Contoh Bagaimana Menganalisis dengan Teori Semantik

 

Pengertian semantik

Istilah semantik muncul pertama kali oleh organisasi filologi Amerika pada tahun 1894 yang berjudul Reflected Meanings a Point in Semantics. Pada saat itu semantik belum sepenuhnya membicarakan makna sebagai objeknya.

Coseriu dan Geckeler berpendapat bahwa istilah semantik mulai populer pada tahun 50-an, yang diperkenalkan pertama kali oleh seorang sarjana Perancis yang bernama M. Breal pada tahun 1883.

Kedua orang ini juga berpendapat bahwa semantik memiliki tiga istilah yang berhubungan dengannya, yaitu semantik linguistik, semantik logika, dan semantik general.

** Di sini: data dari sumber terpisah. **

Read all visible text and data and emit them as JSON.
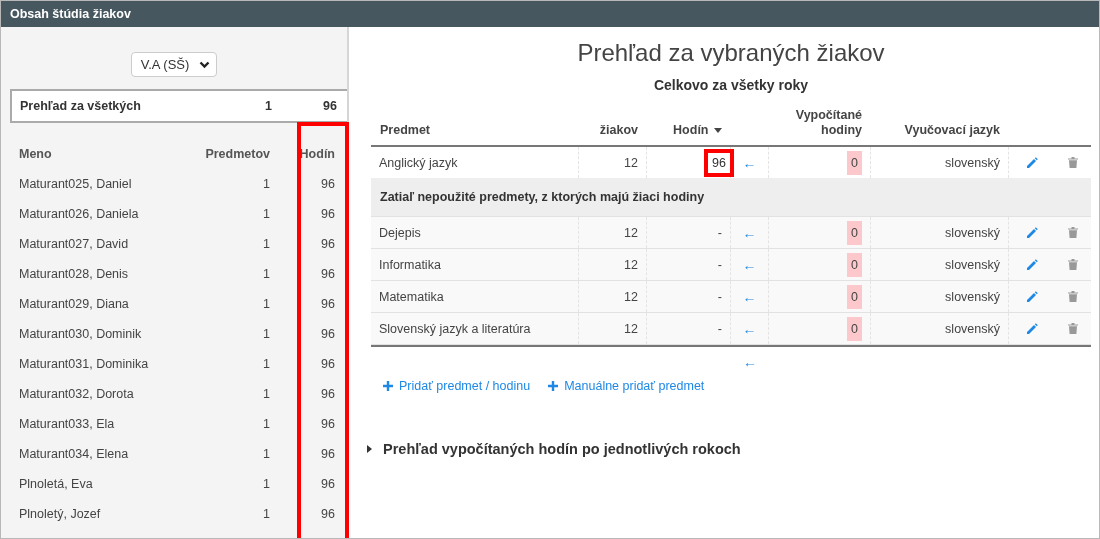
{
  "window": {
    "title": "Obsah štúdia žiakov"
  },
  "sidebar": {
    "class_select": {
      "value": "V.A (SŠ)"
    },
    "summary": {
      "label": "Prehľad za všetkých",
      "subjects": "1",
      "hours": "96"
    },
    "columns": [
      "Meno",
      "Predmetov",
      "Hodín"
    ],
    "hours_column_highlighted": true,
    "students": [
      {
        "name": "Maturant025, Daniel",
        "subjects": "1",
        "hours": "96"
      },
      {
        "name": "Maturant026, Daniela",
        "subjects": "1",
        "hours": "96"
      },
      {
        "name": "Maturant027, David",
        "subjects": "1",
        "hours": "96"
      },
      {
        "name": "Maturant028, Denis",
        "subjects": "1",
        "hours": "96"
      },
      {
        "name": "Maturant029, Diana",
        "subjects": "1",
        "hours": "96"
      },
      {
        "name": "Maturant030, Dominik",
        "subjects": "1",
        "hours": "96"
      },
      {
        "name": "Maturant031, Dominika",
        "subjects": "1",
        "hours": "96"
      },
      {
        "name": "Maturant032, Dorota",
        "subjects": "1",
        "hours": "96"
      },
      {
        "name": "Maturant033, Ela",
        "subjects": "1",
        "hours": "96"
      },
      {
        "name": "Maturant034, Elena",
        "subjects": "1",
        "hours": "96"
      },
      {
        "name": "Plnoletá, Eva",
        "subjects": "1",
        "hours": "96"
      },
      {
        "name": "Plnoletý, Jozef",
        "subjects": "1",
        "hours": "96"
      }
    ]
  },
  "main": {
    "title": "Prehľad za vybraných žiakov",
    "subtitle": "Celkovo za všetky roky",
    "table": {
      "columns": [
        {
          "label": "Predmet",
          "sorted": false
        },
        {
          "label": "žiakov",
          "sorted": false
        },
        {
          "label": "Hodín",
          "sorted": true
        },
        {
          "label": "Vypočítané hodiny",
          "sorted": false
        },
        {
          "label": "Vyučovací jazyk",
          "sorted": false
        }
      ],
      "rows": [
        {
          "kind": "subject",
          "name": "Anglický jazyk",
          "students": "12",
          "hours": "96",
          "highlighted": true,
          "arrow": "←",
          "computed": "0",
          "language": "slovenský"
        },
        {
          "kind": "group",
          "label": "Zatiaľ nepoužité predmety, z ktorých majú žiaci hodiny"
        },
        {
          "kind": "subject",
          "name": "Dejepis",
          "students": "12",
          "hours": "-",
          "highlighted": false,
          "arrow": "←",
          "computed": "0",
          "language": "slovenský"
        },
        {
          "kind": "subject",
          "name": "Informatika",
          "students": "12",
          "hours": "-",
          "highlighted": false,
          "arrow": "←",
          "computed": "0",
          "language": "slovenský"
        },
        {
          "kind": "subject",
          "name": "Matematika",
          "students": "12",
          "hours": "-",
          "highlighted": false,
          "arrow": "←",
          "computed": "0",
          "language": "slovenský"
        },
        {
          "kind": "subject",
          "name": "Slovenský jazyk a literatúra",
          "students": "12",
          "hours": "-",
          "highlighted": false,
          "arrow": "←",
          "computed": "0",
          "language": "slovenský"
        }
      ],
      "footer_arrow": "←"
    },
    "links": [
      {
        "label": "Pridať predmet / hodinu"
      },
      {
        "label": "Manuálne pridať predmet"
      }
    ],
    "section": {
      "label": "Prehľad vypočítaných hodín po jednotlivých rokoch",
      "expanded": false
    }
  }
}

Secara sederhana semantik merupakan ilmu yang membahas makna secara gramatikal. Dalam buku “Semantik; Pengantar Studi Tentang Makna” yang dikarang oleh Aminuddin, semantik menganggap makna sebagai bagian dari studi linguistik setelah komponen bunyi dan tata bahasa.

Sedangkan Alex Sobur berpendapat semantic adalah disiplin ilmu bahasa yang menelaah makna satuan kebahasaan, baik itu makna leksikal maupun makna gramatikal. Makna leksikal adalah kata atau beberapa kata yang memiliki satu makna yang disebut leksem.

Misalnya rumah sakit, kata tersebut walaupun terdiri dari dua kata tapi memiliki satu makna atau dapat dikatakan memiliki satu konsep, yaitu rumah yang untuk orang sakit. Sedangkan makna gramatikal adalah makna yang terbentuk dari unsur tata bahasa.

Misalnya, 'pendapat' dengan 'berpendapat' memiliki makna yang berbeda. 'Pendapat' berarti pandangan terhadap sesuatu dan ini berkategori nomina. Berbeda dengan 'berpendapat', yang mengandung unsur kepemilikan dan bukan berkategori nomina, melainkan verba.

Setiawati Darmojuwono berpendapat bahwa semantik adalah bidang linguistik yang mempelajari makna tanda bahasa. Maksudnya, semantik menghubungkan antara lambang bunyi dan konsep yang telah ada sebelumnya dalam otak kita.

Objek Semantik

Objek semantik ini memunculkan tiga bentuk dalam pemahaman makna, yaitu makna kata secara alamiah, makna kalimat secara alamiah, dan makna kalimat sebagai fungsi komunikasi.

Kata merupakan penandaan terhadap sebuah realitas dalam masyarakat bahasa tertentu, sehingga makna yang muncul dari setiap masyarakat bahasa pun juga berbeda-beda, hal inilah yang disebut arbitrer.

Sedangkan kalimat sebagai perwakilan ataupun pengungkapan yang berasal dari otak terhadap peristiwa sehingga menimbulkan sifat subjektif.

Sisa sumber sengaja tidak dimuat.